Recall the following definitions:

• We say a set $E\subseteq\mathbb{R}^n$ is semi-algebraic if there exist real polynomials $g_{ij},h_{ij}:\mathbb{R}^n\rightarrow\mathbb{R}$ such that

$$E=\bigcup_{j=1}^p\bigcap_{i=1}^q\{x\in\mathbb{ R}^n:g_{ij}(x)=0\text{ and }h_{ij}(x)<0\}.$$

• A function $f:\mathbb{R}^n\rightarrow(-\infty,\infty]$ is called semi-algebraic, if its graph \begin{equation*} \{(x,y)\in\mathbb{R}^{n+1}:f(x)=y\} \end{equation*} is semi-algebraic.

Literature says real polynomials are semi-algebraic, which to me is a natural result. To further understand this concept, I am wondering the following:

• Is the exponential function $x\mapsto e^x$ semi-algebraic?

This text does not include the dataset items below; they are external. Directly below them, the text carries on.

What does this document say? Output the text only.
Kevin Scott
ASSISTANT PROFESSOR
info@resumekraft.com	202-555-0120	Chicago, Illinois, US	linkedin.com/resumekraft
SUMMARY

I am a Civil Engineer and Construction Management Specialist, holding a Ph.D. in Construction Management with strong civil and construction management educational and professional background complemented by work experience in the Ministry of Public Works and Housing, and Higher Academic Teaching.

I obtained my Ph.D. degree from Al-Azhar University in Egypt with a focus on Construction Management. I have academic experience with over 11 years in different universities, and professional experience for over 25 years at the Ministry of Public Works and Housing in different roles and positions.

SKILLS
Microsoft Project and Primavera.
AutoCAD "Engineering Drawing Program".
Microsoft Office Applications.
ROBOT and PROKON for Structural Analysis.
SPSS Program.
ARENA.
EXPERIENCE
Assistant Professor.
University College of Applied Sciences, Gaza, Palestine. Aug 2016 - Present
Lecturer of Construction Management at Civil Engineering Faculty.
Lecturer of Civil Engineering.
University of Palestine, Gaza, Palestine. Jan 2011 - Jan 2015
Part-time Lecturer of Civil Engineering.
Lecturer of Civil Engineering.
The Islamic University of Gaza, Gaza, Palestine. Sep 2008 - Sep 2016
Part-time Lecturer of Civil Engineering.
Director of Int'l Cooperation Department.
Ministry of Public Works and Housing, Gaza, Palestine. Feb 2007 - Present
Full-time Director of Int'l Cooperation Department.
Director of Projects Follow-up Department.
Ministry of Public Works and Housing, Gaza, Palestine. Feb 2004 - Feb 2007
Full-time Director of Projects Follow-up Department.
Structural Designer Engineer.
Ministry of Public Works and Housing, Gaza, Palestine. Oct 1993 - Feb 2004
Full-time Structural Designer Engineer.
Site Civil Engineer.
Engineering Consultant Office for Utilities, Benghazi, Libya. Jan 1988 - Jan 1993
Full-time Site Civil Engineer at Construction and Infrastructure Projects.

Unfortunately I have no idea of how to prove or disprove it, so any hint or comment will be appreciated. Thanks a billion!

Update: I am an optimizer and optimization people care about this concept because semi-algebraic functions enjoy Kurdyka-\L{}ojasiewicz property, a key assumption in many convex/non-convex optimization problems.

Answer 1

If $e^x$ were semi-algebraic, its graph would be a union of finitely many semialgebraic sets defined by $\{(x,y)\in\Bbb R^2\mid p_i(x,y)=0\}$. By taking the products of all the $p_i$, this means that there is a polynomial $p(x,y)$ which vanishes on all points of the form $(x,e^x)$. Expanding and collecting terms, we get $\sum_{j=1}^{n} h_j(x)e^{jx}=g(x)$ for some polynomials $g,h_j$. Taking the derivative $\deg_x(g)+1$ times, we see that we would have an equation of the form $\sum_{j=1}^n e^{jx}q_j(x)=0$ holds on $\Bbb R$ with $q_j(x)$ nonzero polynomials. But this is impossible: $e^x\neq 0$, and a nonzero polynomial only has finitely many roots.

There are also plenty of other contradictions we could derive depending on how much semialgebraic geometry you know. For instance, Lojasiewicz's inequality states that if $f,g:K\to \Bbb R$ are continuous semialgebraic functions on a compact semialgebraic set $K$ so that $f^{-1}(0)\subset g^{-1}(0)$, then we have that there exist $C,N>0$ so that $$|f(x)|\geq C|g(x)|^N$$ for all $x\in K$. Taking $K=[-1,1]$, $f=e^{-1/x^2}$ and $g=|x|$, we see that this inequality is not satisfied, but $f$ would be semialgebraic if $e^x$ was.